Whist I avidly believe the teams at those publications hate me (because in my defence other publications always respond, perhaps, I blame, as the Telegraph would say, the London Liberal Bias), I can’t help feeling disheartened, discouraged and worthless when I don’t get a response. When I used an email tracker, and I used to see editors from them desks reading my emails and not responding (or worse, not reading my emails), I used to bellow at my laptop, “those metropolitan intellects! Will you just reply!”, now that I don’t use an email tracker, I don’t have the same reaction when an editor doesn’t respond to my pitches.
Over a year ago, I spoke to senior therapist Sally Baker about my usage of email tracker, she believed my usage of the email tracker to be “counterproductive”; I spoke to her about my decision to stop using them; her message remains the same: “Using a tracker is an act of someone who feels doomed to failure, someone who feels unsure and out of their depth.”

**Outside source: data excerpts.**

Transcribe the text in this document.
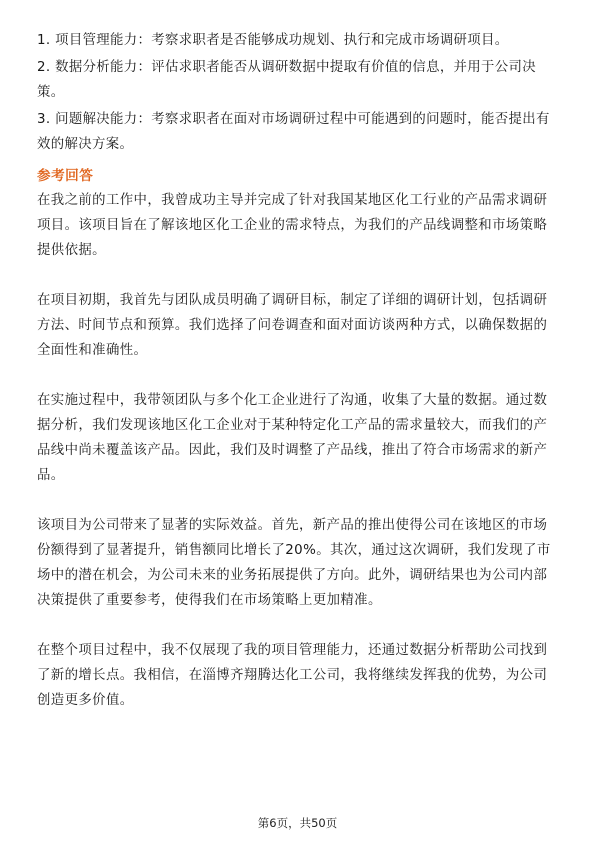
1. 项目管理能力：考察求职者是否能够成功规划、执行和完成市场调研项目。
2. 数据分析能力：评估求职者能否从调研数据中提取有价值的信息，并用于公司决策。
3. 问题解决能力：考察求职者在面对市场调研过程中可能遇到的问题时，能否提出有效的解决方案。
参考回答

在我之前的工作中，我曾成功主导并完成了针对我国某地区化工行业的产品需求调研项目。该项目旨在了解该地区化工企业的需求特点，为我们的产品线调整和市场策略提供依据。

在项目初期，我首先与团队成员明确了调研目标，制定了详细的调研计划，包括调研方法、时间节点和预算。我们选择了问卷调查和面对面访谈两种方式，以确保数据的全面性和准确性。

在实施过程中，我带领团队与多个化工企业进行了沟通，收集了大量的数据。通过数据分析，我们发现该地区化工企业对于某种特定化工产品的需求量较大，而我们的产品线中尚未覆盖该产品。因此，我们及时调整了产品线，推出了符合市场需求的新产品。

该项目为公司带来了显著的实际效益。首先，新产品的推出使得公司在该地区的市场份额得到了显著提升，销售额同比增长了20%。其次，通过这次调研，我们发现了市场中的潜在机会，为公司未来的业务拓展提供了方向。此外，调研结果也为公司内部决策提供了重要参考，使得我们在市场策略上更加精准。

在整个项目过程中，我不仅展现了我的项目管理能力，还通过数据分析帮助公司找到了新的增长点。我相信，在淄博齐翔腾达化工公司，我将继续发挥我的优势，为公司创造更多价值。

第6页，共50页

She added: “A confident person communicates and lets their message go out unencumbered by doubts. If you’re secure in who you are and what you have to say your message will reach the right people. The people who don’t open or don’t respond – it’s their loss.”
Like all the articles I write, I usually have an imperative message that I would like to illuminate to my readers or a societal story that I would like to divulge to my readers, but not this time; instead, I have a rather frivolous, but simplistic sensical message: Next time you open an email, reply to it – otherwise, your force inconceivably ambitious people to use email trackers.
I feel so much better not using an email tracker – and all I do now is click SEND – and if someone is too incompetent to respond, it’s a reflection on them, not me. As Sally says: “The people who don’t open or don’t respond – it’s their loss.”